Вышла маленькая пауза.
- И Сашина свадьба тоже судьба? - спросила Лариса.
- А еще бы! - отвечала живо Форова. - Почем ты знаешь... может быть,
она приставлена к Вере за молитвы покойной Флорушки.
- Ах, полноте, тетя! - воскликнула Лариса. - Я знаю эти "роковые
определения"!
- Неправда, ничего ты не знаешь!
- Знаю, что в них сплошь и рядом нет ничего рокового. Неужто же вы
можете ручаться, что не встреться дядя Филетер Иванович с вами, он никогда
не женился бы ни на ком другом?
- Ну, на этот раз, жена, положительно говори, что никогда бы и ни на
ком, - отвечал Форов.
- Ну, не женились бы вы, например, на Александрине?
- Ни за что на свете.
- Браво, браво, Филетер Иванович, - воскликнула, смеясь, Синтянина.
- А почему? - спросила Лариса.
- Вы всегда все хотите знать "почему"? Бойтесь, этак скоро
состареетесь.
- Но я не боюсь и хочу знать: почему бы вы не женились на Саше?
- Говорите, Филетер Иванович, мне уж замуж не выходить, - вызвала
Синтянина.
- Ну, извольте: Александра Ивановна слишком умна и имеет деспотический
характер, а я люблю свободу.
- Не велик комплимент тете Кате! Ну, а на мне бы вы разве не женились?
Я ведь не так умна, как Александрина.
- На вас?
- Да, на мне.
Форов снял фуражку, три раза перекрестился и проговорил}
- Боже меня сохрани!
- На мне жениться?
- Да, на вас жениться: сохрани меня грозный Господь Бог Израилев,
карающий сыны сынов даже до седьмого колена.
- Это отчего?
- Да разве мне жизнь надоела!
- Значит, на мне может жениться только тот...
- Тот, кто хочет ада на земле, в надежде встретиться с вами там, где
нет ни печали, ни воздыхания.
- Вот одолжил! - воскликнула, рассмеявшись, Лариса, - ну, позвольте,
кого бы вам еще из наших посватать?
- Глафиру Васильевну Бодростину, - подсказал, улыбаясь, Подозеров.
- Ах, в самом деле Бодростину! - подхватила Лариса.
- Кого ни сватайте, все будет напрасно.
- Но вы ее кавалер "лягушки".
- "Золотой лягушки", - отвечал Форов, играя своим ценным брелоком. -
Глафире Васильевне охота шутить и дарить мне золото, а я философ и беру сей
презренный металл в каком угодно виде, и особенно доволен, получая кусочек
золота в виде этого невинного создания, напоминающего мне поколение людей,
которых я очень любил и с которыми навсегда желаю сохранить нравственное
единение. Но жениться на Бодростиной... ни за что на свете!
- На ней почему же нет?
- А почему? Потому, что мне нравится только особый сорт женщин: умные
дуры, которые, как все хорошее, встречаются необыкновенно редко.
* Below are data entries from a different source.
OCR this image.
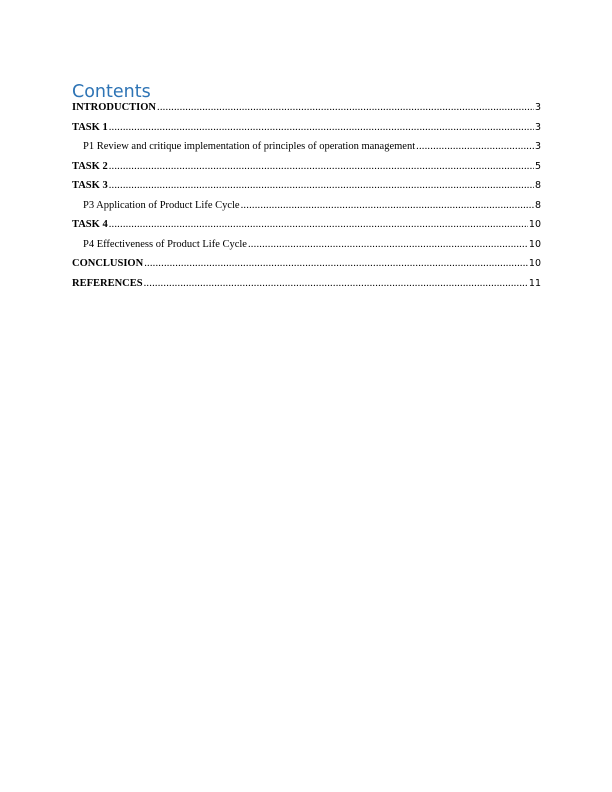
Contents
INTRODUCTION .....	3
TASK 1 .....	3
P1 Review and critique implementation of principles of operation management .....	3
TASK 2 .....	5
TASK 3 .....	8
P3 Application of Product Life Cycle .....	8
TASK 4 .....	10
P4 Effectiveness of Product Life Cycle .....	10
CONCLUSION .....	10
REFERENCES .....	11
- Так это я, по-твоему, дура? - спросила, напуская на себя строгость,
Катерина Астафьевна.
- А уж, разумеется, не умна, когда за меня замуж пошла, - отвечал
Форов. - Вот Бодростина умна, так она в золотом терему живет, а ты под
соломкою.
- Ну, а бодростинская золотая лягушка-то что же вам такое милое
напоминает? - дружески подшучивая над майором, спросил Подозеров.
- Золотая лягушка напоминает мне золотое время и прекрасных умных
дураков, из которых одних уж нет, а те далеко.
- Она напоминает ему моего брата Жозефа, - сказала Лариса.
- Ну, уж это нет-с, - отрекся майор.
- Почему же нет? Брат мой разве не женился по принципу, не любя
женщину, для того только, чтобы "освободить ее от тягости отцовской власти",
- сказала Лариса, надуто продекламировав последние шесть слов. Надеюсь, это
мог сделать только "умный дурак", которых вы так любите.
- Нет-с; умные дураки этого не делали, умные дураки, которых я люблю,
на такие вздоры не попадались, а это мог сделать глупый умник, но я с этим
ассортиментом мало знаком, а, впрочем, вот поразглядим его!
- Как это поразглядите? Разве вы его надеетесь скоро видеть?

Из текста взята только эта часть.